The consultation will close on 2 June 2021 and this is an opportunity for businesses to have their thoughts heard by HMRC and the Government in relation to how the R&D tax regimes in the UK operate. All businesses intending to claim R&D incentives in the future will be impacted by the results of this consultation and it is difficult to understate the importance for businesses to ensure they feedback and help shape a R&D regime that is fit for the future and ensures innovation is optimised in the UK.
In other R&D related news, the responses to the previous HMRC consultation on whether to change the scope of qualifying expenditure to include data and cloud computing costs have been published. There seems to be a broad consensus to bringing data costs into the scope of qualifying expenditure for the R&D tax regimes and HMRC accept there is a clear move away from traditional software to cloud computing such that this part of the regime may need updating. There was no real consensus on qualifying indirect activities i.e. support activities for R&D. The key outcome was that the Government sees a strong case for bringing in data and cloud computing costs but it does not want to add additional complexity. In conclusion, HMRC have confirmed there is a strong argument for inclusion of data and cloud computing costs in the R&D regime to reflect modern R&D practices but this will now be considered as part of the wider consultation.

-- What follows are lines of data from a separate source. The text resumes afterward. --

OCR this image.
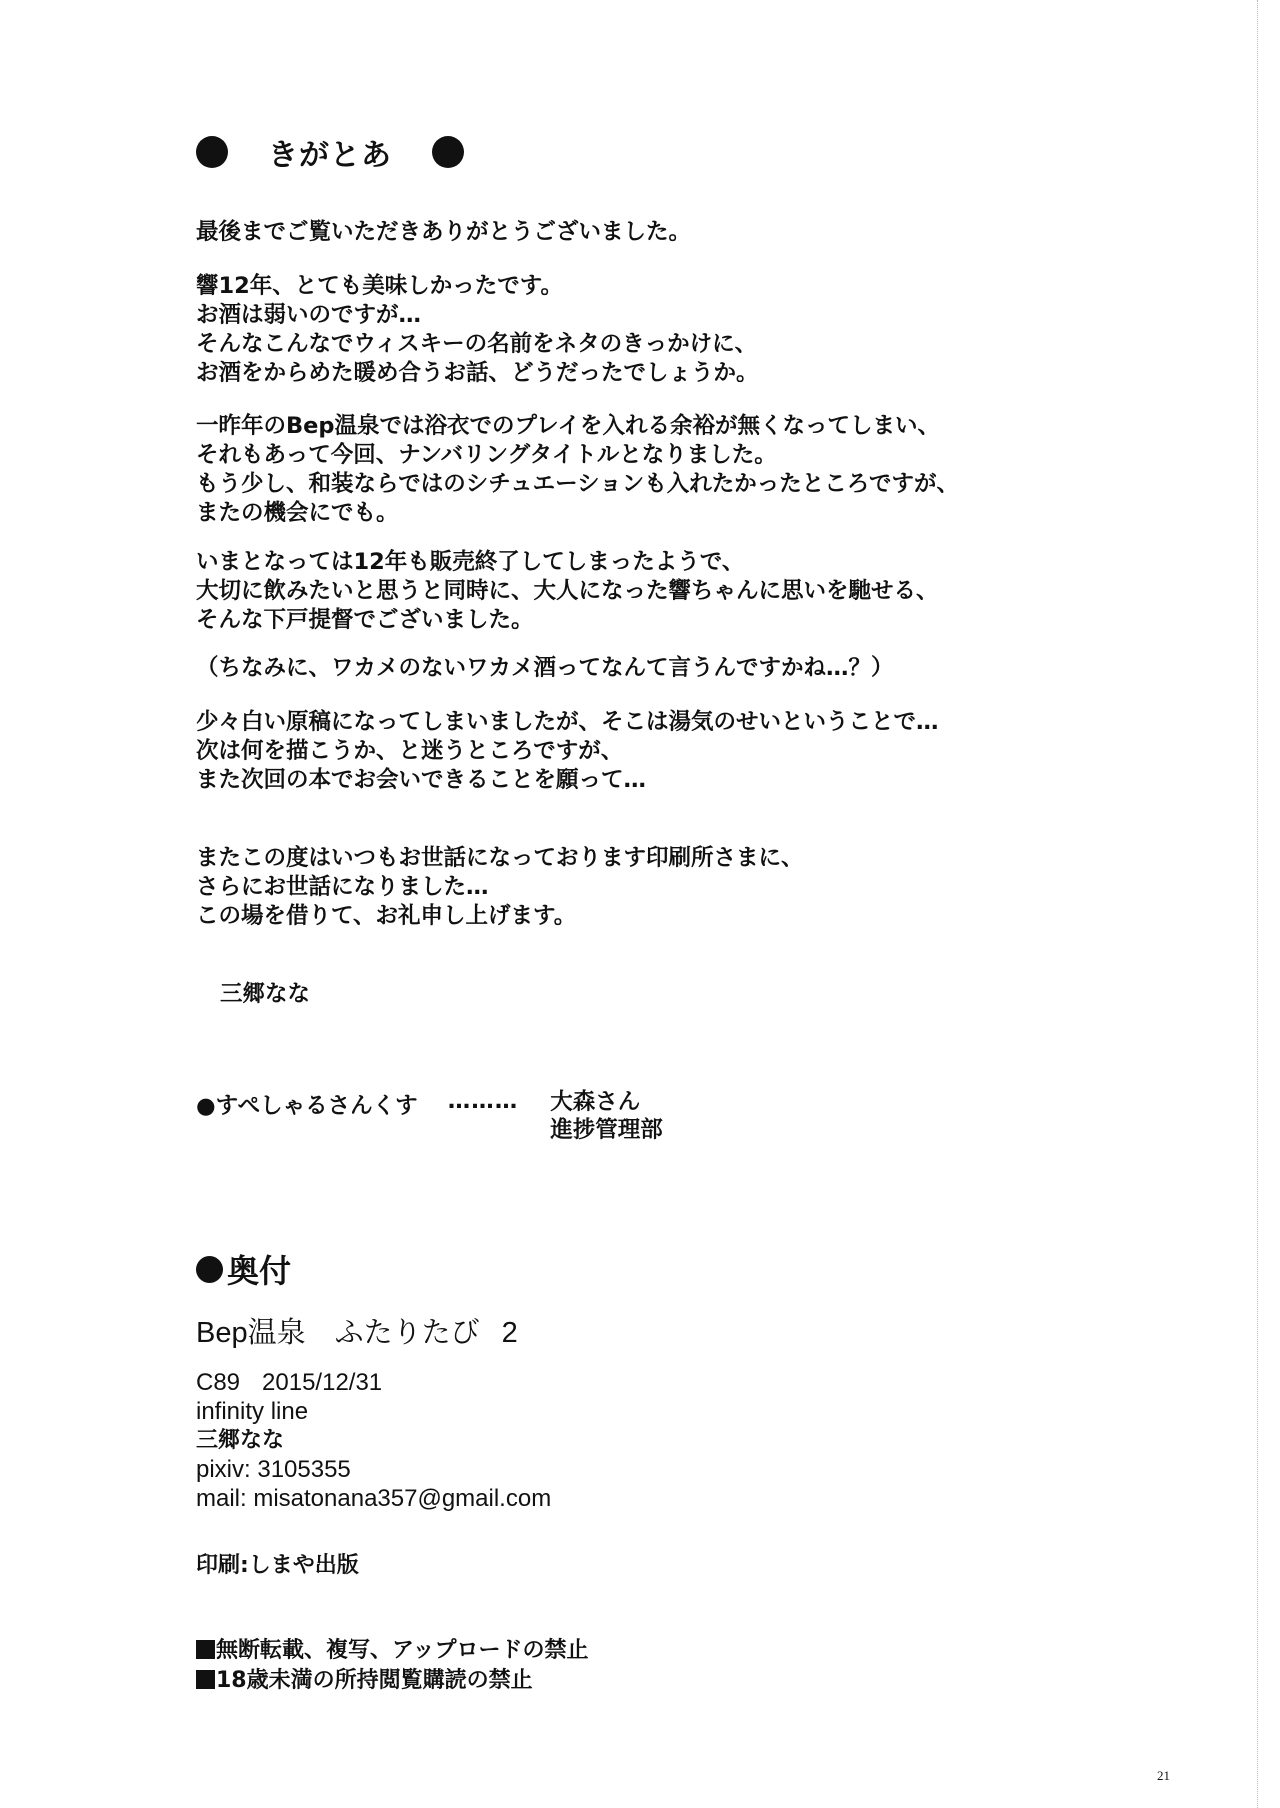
きがとあ

最後までご覧いただきありがとうございました。

響12年、とても美味しかったです。
お酒は弱いのですが…
そんなこんなでウィスキーの名前をネタのきっかけに、
お酒をからめた暖め合うお話、どうだったでしょうか。

一昨年のBep温泉では浴衣でのプレイを入れる余裕が無くなってしまい、
それもあって今回、ナンバリングタイトルとなりました。
もう少し、和装ならではのシチュエーションも入れたかったところですが、
またの機会にでも。

いまとなっては12年も販売終了してしまったようで、
大切に飲みたいと思うと同時に、大人になった響ちゃんに思いを馳せる、
そんな下戸提督でございました。

（ちなみに、ワカメのないワカメ酒ってなんて言うんですかね…？）

少々白い原稿になってしまいましたが、そこは湯気のせいということで…
次は何を描こうか、と迷うところですが、
また次回の本でお会いできることを願って…

またこの度はいつもお世話になっております印刷所さまに、
さらにお世話になりました…
この場を借りて、お礼申し上げます。

三郷なな

●すぺしゃるさんくす ……… 大森さん
進捗管理部
奥付
Bep温泉　ふたりたび 2
C89 2015/12/31
infinity line
三郷なな
pixiv: 3105355
mail: misatonana357@gmail.com

印刷:しまや出版

無断転載、複写、アップロードの禁止
18歳未満の所持閲覧購読の禁止
21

In addition, two changes have been announced to the draft legislation in relation to the PAYE/NIC cap for SMEs that was published in November 2020. The context to this is that this measure is intended as an anti-abuse measure by ensuring companies claiming refunds have some substance in the UK. Firstly, the new rules will now be applicable for accounting periods starting on or after 1 April 2021, as opposed to applying for expenditure with effect from 1 April 2021 as previously suggested. Secondly, the definition of intellectual property (IP) is being widened to include know how and trade secrets. Previously it had been more narrowly defined to registered IP. This recognises many businesses may opt not to formally register or protect IP but rely on trade secrets. These are both welcome changes reflecting concerns voiced by businesses ensuring genuine businesses are not adversely impacted.